Environmentalist activist group Saving Iceland has released a statement claiming that coverage of undercover policeman Mark Kennedy in the Guardian exaggerates the part he played in environmentalist groups in Iceland.
When environmentalist activist Mark Stone was revealed last year to be British policeman Mark Kennedy, media both foreign and domestic were fast to report, often from secondary and anonymous sources, the role he played in activist circles.
While these articles claimed Kennedy played key roles in everything from organising to tactics to networking, Saving Iceland says that on the contrary, Kennedy was never a crucial figure in the environmentalist movement, and that the media is exaggerating.
Contrary to what the Guardian has claimed, “Mark Kennedy was never a trainer for Saving Iceland nor did he train any Icelanders,” Saving Iceland says in part. “Kennedy did not play a major role in actions in Iceland in 2005. He had already left the protest camp before it was evicted from Karahnjukar, and was not present when we relocated at Vad Farm in Skriddal.”
Kennedy’s sole contribution to the environmentalist movement in Iceland, they say, was to take part in activists chaining themselves to work equipment at the Kárahnjúkar dam project, on two separate occasions. Saving Iceland says Kennedy was gone before the dam was even completed.
Furthermore, Kennedy never “rose up the ranks” within Saving Iceland, as he has claimed. He was, and had always been, a marginal participant with no role of importance, who was gone before operations ever ended.
That being said, Saving Iceland does point out that Kennedy encouraged police to engage in illegal activity, such as using sexual relations with other activists to extract information from them. Kennedy has, in fact, bragged about doing this to members of the media.
Saving Iceland therefore demands “that the truth about his betrayals while under the command of the British authorities, and possibly in collaboration with the Icelandic authorities, be exposed and that those responsible be made to answer for their actions. The British and Icelandic police and governments, for whom Kennedy seems to have gathered information, must end their silence about which agencies and authorities were aware of his undercover work in Iceland.”

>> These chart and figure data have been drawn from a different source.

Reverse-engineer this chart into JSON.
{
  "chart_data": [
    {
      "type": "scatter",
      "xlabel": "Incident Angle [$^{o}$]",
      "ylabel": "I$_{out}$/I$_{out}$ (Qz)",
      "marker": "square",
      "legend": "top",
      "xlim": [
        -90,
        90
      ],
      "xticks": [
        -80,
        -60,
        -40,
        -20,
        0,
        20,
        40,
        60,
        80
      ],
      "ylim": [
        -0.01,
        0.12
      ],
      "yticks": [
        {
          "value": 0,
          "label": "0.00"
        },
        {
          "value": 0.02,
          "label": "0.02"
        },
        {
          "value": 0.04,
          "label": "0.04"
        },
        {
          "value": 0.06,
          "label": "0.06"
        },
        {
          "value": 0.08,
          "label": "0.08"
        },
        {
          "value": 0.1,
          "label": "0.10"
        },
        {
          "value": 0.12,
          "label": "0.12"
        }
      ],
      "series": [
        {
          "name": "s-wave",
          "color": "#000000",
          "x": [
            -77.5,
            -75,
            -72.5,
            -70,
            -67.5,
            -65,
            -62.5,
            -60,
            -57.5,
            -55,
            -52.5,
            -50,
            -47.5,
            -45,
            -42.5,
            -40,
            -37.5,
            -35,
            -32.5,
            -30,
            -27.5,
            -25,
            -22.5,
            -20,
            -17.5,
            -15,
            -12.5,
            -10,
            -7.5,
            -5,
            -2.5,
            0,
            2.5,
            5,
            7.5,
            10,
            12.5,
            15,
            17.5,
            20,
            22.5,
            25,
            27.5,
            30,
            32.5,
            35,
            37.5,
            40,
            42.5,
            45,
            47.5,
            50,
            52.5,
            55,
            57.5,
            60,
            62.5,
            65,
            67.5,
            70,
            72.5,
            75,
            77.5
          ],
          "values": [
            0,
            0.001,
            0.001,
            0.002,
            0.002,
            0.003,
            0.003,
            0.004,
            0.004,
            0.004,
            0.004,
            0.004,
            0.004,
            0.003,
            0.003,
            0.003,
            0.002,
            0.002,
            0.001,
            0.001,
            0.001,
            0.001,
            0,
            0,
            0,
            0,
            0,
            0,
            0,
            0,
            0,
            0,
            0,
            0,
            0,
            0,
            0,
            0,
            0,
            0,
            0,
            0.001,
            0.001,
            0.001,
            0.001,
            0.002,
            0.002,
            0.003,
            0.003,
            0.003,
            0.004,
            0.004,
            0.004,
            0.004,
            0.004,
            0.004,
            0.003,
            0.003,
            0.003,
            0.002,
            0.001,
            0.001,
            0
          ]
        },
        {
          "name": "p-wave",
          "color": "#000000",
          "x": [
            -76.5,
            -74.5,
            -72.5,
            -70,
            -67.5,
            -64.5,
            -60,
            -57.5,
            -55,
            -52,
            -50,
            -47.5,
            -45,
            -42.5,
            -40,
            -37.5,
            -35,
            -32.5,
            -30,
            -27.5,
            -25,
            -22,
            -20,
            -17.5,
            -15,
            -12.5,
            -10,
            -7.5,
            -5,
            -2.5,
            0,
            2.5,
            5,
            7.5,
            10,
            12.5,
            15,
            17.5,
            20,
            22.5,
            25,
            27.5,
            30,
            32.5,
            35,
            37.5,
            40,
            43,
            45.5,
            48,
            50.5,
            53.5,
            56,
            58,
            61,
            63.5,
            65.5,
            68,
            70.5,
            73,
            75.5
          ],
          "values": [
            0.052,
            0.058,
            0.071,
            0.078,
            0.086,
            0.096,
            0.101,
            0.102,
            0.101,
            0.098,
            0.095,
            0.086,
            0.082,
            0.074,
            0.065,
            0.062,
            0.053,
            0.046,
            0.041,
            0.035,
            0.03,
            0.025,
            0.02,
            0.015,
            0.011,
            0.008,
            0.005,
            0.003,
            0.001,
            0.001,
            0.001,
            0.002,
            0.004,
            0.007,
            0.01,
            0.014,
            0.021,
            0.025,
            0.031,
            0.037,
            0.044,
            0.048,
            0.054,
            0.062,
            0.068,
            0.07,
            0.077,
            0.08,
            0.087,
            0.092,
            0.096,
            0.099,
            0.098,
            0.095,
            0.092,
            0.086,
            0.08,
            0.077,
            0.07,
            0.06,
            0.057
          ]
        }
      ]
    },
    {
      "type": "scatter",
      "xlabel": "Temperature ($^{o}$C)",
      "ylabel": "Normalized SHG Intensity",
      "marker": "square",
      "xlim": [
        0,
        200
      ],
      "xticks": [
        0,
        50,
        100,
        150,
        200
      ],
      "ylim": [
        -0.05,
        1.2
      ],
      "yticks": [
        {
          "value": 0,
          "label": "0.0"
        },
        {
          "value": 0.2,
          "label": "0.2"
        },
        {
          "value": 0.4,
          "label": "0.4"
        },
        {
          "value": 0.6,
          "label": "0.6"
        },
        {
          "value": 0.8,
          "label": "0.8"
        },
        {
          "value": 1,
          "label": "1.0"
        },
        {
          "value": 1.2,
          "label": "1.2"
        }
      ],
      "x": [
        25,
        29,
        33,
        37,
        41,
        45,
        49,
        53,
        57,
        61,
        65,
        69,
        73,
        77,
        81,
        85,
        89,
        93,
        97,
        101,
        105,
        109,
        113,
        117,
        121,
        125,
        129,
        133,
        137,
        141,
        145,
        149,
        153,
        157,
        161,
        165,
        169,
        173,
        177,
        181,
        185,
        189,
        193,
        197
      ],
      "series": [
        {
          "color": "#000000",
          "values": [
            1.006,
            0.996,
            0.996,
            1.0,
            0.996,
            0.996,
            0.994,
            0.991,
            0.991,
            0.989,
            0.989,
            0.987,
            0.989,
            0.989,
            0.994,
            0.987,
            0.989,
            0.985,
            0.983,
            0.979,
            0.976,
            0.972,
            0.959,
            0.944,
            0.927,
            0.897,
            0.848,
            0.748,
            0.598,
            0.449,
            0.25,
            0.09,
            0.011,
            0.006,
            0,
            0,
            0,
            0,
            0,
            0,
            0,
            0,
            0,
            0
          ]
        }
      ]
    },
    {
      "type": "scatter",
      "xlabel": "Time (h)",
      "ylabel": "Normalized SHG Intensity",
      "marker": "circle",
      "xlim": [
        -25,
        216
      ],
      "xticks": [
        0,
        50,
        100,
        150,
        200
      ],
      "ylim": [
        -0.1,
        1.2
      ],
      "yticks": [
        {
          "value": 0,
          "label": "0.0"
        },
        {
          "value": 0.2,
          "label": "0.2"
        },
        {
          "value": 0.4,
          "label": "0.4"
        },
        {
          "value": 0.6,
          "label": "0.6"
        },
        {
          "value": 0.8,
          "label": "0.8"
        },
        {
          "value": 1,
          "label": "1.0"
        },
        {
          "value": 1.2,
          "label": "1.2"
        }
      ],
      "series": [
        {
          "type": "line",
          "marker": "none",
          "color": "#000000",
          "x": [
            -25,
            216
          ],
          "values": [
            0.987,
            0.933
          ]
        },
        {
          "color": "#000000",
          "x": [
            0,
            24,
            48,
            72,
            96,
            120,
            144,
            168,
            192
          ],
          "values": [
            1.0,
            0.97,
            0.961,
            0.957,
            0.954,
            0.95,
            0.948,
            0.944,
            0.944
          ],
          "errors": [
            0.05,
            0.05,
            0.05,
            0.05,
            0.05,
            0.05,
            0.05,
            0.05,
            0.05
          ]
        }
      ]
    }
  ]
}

Just how much the Icelandic government knew, if anything, about Mark Kennedy’s real identity and his purpose in Iceland has yet to be fully brought to light. But either way, the law has been broken – foreign police forces are not permitted to conduct investigations in Iceland without the consent of Icelandic authorities. So either the Icelandic government didn’t know, and the British broke the law, or the Icelandic government did know, in which case they broke the law in being complicit in Kennedy’s illegal activities in Iceland.